Discussion about how how to choose the d- and q-axis components of the sinusoidal three-phase currents feeding the BLAC machine.

It is assumed that the BLAC machine is fed with perfectly sinusoidal three-phase currents, where the current vector is characterized by its d- and q-axis components. The dq-axes reference frame is a convenient way to represent sinusoidally changing quantities as constants. The dq-axes reference frame is fixed to the rotor and turning with the same speed as the rotor. As shown in Fig. 1 on the example of a two pole surface-mounted permanent magnet rotor, the d-axis is always lying in the direction of the magnetic field of the permanent magnets. The q-axis is turned by 90 electrical degrees, i.e. it always lies between two magnetic poles of the machine.

Fig. 1 Definition of dq-axes reference frame in permanent magnet machines.

As shown in Fig.1, the q-axis current $I_q$ creates a magnetic field in the q-axis that interacts with the magnetic field of the permanent magnets $\Psi_m$ lying in the d-axis to generate torque. The d-axis current $I_d$ creates a magnetic field in the d-axis, which can be used to weaken the magnetic field of the permanent magnets when chosen negative (field weakening operation above base speed). With a salient rotor construction (q-axis inductance is larger than d-axis inductance $L_q>L_d$), a negative d-axis current can also contribute with reluctance torque according to the classical torque equation of a permanent magnet machine: $$T=\frac{3}{2}\frac{p}{2}\left(\Psi_mI_q + (L_d-L_q)I_qI_d\right)$$ where $p$ is the number of poles.

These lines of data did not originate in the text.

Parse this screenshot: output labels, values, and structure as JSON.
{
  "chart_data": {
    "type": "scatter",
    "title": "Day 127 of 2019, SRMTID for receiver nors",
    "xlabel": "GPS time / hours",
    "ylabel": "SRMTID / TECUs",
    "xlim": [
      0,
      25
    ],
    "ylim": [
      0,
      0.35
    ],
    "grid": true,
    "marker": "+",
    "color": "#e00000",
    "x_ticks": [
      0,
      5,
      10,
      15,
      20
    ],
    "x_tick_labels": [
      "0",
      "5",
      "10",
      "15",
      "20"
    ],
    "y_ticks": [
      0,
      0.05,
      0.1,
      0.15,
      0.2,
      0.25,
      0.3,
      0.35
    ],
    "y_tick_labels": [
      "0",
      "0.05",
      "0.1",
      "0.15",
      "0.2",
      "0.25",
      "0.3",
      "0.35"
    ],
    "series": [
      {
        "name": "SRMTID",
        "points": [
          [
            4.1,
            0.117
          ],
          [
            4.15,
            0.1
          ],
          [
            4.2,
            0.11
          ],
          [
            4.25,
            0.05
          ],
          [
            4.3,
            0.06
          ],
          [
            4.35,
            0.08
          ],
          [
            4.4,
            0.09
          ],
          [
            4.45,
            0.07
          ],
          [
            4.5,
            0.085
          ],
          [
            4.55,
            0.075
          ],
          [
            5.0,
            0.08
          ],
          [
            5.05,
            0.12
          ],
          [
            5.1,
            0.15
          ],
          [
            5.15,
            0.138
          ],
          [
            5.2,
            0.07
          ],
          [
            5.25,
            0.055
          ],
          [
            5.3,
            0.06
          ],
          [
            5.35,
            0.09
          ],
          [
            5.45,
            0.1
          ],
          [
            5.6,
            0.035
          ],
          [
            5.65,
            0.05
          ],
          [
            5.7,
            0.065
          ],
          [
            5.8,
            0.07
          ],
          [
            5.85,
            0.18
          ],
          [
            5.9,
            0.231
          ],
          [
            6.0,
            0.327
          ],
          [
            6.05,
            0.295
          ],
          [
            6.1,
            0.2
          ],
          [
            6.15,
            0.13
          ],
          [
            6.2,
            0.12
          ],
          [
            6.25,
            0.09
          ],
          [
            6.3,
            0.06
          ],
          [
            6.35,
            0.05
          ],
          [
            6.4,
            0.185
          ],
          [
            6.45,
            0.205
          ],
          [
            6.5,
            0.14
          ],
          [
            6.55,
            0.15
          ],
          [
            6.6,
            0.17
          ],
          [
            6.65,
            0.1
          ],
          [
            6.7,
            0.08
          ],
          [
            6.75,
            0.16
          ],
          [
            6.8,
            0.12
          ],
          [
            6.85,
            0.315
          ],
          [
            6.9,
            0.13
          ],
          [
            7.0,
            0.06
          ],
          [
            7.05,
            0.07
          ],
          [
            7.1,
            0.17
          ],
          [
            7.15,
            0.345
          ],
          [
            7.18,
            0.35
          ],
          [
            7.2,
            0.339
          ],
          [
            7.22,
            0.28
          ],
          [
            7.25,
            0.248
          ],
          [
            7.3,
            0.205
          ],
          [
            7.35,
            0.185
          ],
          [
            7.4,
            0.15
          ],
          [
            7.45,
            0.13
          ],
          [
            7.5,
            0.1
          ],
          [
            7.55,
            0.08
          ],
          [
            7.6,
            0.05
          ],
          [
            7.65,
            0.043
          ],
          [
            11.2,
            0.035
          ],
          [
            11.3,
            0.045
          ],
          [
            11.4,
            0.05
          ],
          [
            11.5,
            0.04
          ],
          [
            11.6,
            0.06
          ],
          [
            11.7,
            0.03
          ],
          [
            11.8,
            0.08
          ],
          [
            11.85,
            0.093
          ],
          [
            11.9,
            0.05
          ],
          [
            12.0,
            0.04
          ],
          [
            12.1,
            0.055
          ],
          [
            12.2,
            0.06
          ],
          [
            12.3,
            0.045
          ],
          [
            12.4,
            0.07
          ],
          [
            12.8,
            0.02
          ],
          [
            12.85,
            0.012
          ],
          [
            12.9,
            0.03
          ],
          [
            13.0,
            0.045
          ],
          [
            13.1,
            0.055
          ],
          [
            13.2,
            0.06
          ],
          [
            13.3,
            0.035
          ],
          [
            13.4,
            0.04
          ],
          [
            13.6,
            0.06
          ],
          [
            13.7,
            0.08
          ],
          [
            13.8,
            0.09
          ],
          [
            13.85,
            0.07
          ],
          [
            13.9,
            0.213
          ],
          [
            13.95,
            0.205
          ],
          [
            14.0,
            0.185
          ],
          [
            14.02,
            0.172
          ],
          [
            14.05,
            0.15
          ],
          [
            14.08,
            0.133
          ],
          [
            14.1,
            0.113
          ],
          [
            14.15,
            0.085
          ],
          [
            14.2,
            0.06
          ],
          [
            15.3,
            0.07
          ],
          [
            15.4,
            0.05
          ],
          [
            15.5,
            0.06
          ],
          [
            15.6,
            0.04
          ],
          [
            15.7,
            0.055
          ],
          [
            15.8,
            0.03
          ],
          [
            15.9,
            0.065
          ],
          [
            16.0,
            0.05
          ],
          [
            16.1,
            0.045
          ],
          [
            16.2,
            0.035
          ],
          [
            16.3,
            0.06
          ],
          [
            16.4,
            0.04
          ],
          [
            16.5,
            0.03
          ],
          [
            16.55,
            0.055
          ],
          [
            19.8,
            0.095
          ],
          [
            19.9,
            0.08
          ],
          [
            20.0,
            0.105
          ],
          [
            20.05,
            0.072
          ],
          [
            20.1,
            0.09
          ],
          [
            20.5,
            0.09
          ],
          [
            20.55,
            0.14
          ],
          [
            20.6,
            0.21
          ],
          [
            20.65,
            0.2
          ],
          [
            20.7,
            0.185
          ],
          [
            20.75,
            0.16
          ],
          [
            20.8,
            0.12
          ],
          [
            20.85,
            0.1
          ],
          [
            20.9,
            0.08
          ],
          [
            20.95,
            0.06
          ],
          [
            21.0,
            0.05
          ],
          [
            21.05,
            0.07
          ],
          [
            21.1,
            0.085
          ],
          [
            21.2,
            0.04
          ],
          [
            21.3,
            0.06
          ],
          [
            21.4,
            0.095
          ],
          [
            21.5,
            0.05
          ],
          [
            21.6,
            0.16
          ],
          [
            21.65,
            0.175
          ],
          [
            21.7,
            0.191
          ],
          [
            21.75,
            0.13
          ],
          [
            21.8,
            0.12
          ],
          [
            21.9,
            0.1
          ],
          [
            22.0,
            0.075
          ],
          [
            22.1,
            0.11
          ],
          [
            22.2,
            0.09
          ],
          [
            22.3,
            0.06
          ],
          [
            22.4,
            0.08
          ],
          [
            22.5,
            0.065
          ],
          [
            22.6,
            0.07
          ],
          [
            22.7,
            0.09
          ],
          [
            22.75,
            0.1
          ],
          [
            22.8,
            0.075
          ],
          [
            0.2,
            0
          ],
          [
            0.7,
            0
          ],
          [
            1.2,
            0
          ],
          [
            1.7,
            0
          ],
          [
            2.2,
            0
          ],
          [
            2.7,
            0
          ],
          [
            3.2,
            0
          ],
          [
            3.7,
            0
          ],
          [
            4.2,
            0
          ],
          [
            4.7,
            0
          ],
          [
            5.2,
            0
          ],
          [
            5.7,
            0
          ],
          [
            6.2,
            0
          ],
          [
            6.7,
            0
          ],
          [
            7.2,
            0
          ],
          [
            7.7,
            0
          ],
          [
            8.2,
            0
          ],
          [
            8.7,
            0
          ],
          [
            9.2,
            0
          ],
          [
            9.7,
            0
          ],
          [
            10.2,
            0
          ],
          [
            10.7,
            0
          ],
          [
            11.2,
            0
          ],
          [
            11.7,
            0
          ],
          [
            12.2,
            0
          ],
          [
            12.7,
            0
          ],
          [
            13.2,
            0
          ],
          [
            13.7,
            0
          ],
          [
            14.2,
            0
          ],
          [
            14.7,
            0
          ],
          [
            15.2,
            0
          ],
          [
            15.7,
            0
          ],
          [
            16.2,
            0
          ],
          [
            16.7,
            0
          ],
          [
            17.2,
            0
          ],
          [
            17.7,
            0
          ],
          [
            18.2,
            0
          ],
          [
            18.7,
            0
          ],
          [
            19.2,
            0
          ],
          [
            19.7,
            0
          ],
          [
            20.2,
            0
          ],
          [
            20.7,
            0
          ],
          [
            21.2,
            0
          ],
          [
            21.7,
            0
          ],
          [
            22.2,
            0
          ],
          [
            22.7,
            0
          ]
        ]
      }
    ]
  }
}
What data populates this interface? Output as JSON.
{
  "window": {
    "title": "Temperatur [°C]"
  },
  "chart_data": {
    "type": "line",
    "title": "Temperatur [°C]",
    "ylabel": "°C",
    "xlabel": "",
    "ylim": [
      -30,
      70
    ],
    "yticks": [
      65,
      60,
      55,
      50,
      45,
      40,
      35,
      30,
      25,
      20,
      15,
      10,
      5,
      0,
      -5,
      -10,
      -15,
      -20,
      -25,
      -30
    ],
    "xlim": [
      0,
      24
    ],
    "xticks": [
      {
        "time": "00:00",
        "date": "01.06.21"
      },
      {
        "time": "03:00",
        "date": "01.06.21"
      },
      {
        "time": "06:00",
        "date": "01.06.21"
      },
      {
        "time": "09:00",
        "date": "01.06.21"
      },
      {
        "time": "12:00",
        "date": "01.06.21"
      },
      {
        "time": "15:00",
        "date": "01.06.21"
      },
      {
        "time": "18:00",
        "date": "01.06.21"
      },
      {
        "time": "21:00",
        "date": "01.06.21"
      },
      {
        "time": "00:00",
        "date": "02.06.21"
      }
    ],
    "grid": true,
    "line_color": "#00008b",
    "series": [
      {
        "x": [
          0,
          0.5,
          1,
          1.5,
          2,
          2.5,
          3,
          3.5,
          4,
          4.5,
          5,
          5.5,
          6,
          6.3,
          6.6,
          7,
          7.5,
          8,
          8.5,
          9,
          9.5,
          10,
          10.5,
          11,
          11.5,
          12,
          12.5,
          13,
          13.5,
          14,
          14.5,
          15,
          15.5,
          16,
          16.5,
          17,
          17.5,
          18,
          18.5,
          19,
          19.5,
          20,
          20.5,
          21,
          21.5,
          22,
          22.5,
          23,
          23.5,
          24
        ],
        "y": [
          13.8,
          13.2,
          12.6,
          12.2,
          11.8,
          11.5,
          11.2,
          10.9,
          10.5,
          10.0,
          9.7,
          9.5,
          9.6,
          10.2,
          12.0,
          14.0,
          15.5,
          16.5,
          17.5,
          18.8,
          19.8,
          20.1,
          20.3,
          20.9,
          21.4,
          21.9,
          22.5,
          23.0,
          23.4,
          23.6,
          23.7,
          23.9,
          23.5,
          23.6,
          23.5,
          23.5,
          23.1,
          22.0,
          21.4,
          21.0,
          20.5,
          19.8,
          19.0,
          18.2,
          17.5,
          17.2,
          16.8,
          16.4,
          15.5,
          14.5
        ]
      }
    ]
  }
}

As shown in Fig. 1, the current vector is defined by its peak value $I$ and its current angle $\gamma$ towards the q-axis. The relationship between the amplitude and phase angle of the current vector and the dq-axes components is given by the following equations: $$I_q = I\cos{\gamma}$$ $$I_d = -I\sin{\gamma}$$ $$I = \sqrt{I_d^2+I_q^2}$$ $$\gamma = tan^{-1}\left( -\frac{I_d}{I_q}\right)$$

Fig. 2 shows an example of the airgap flux density of a surface-mounted permanent magnet machine fed with q-axis current only. The figure shows how the magnetic field from the permanent magnets and the armature reaction interact, and how their superposition gets affected by saturation and the slotting effect due to the stator slot openings. It can also be seen from Fig. 2 that when the current angle $\gamma$ is approaching 90 electrical degrees (negative d-axis current only), the armature reaction is directly opposing the magnetic field from the permanent magnets. As a consequence, the risk for demagnetization of the permanent magnets increases with an increasing current angle.

Fig. 2 Airgap flux density: a) from radially magnetized surface-mounted magnets (ideal), b) from armature reaction only (ideal), from both permanent magnets and armature reaction (c) ideal, with q-axis current only, d) simulated).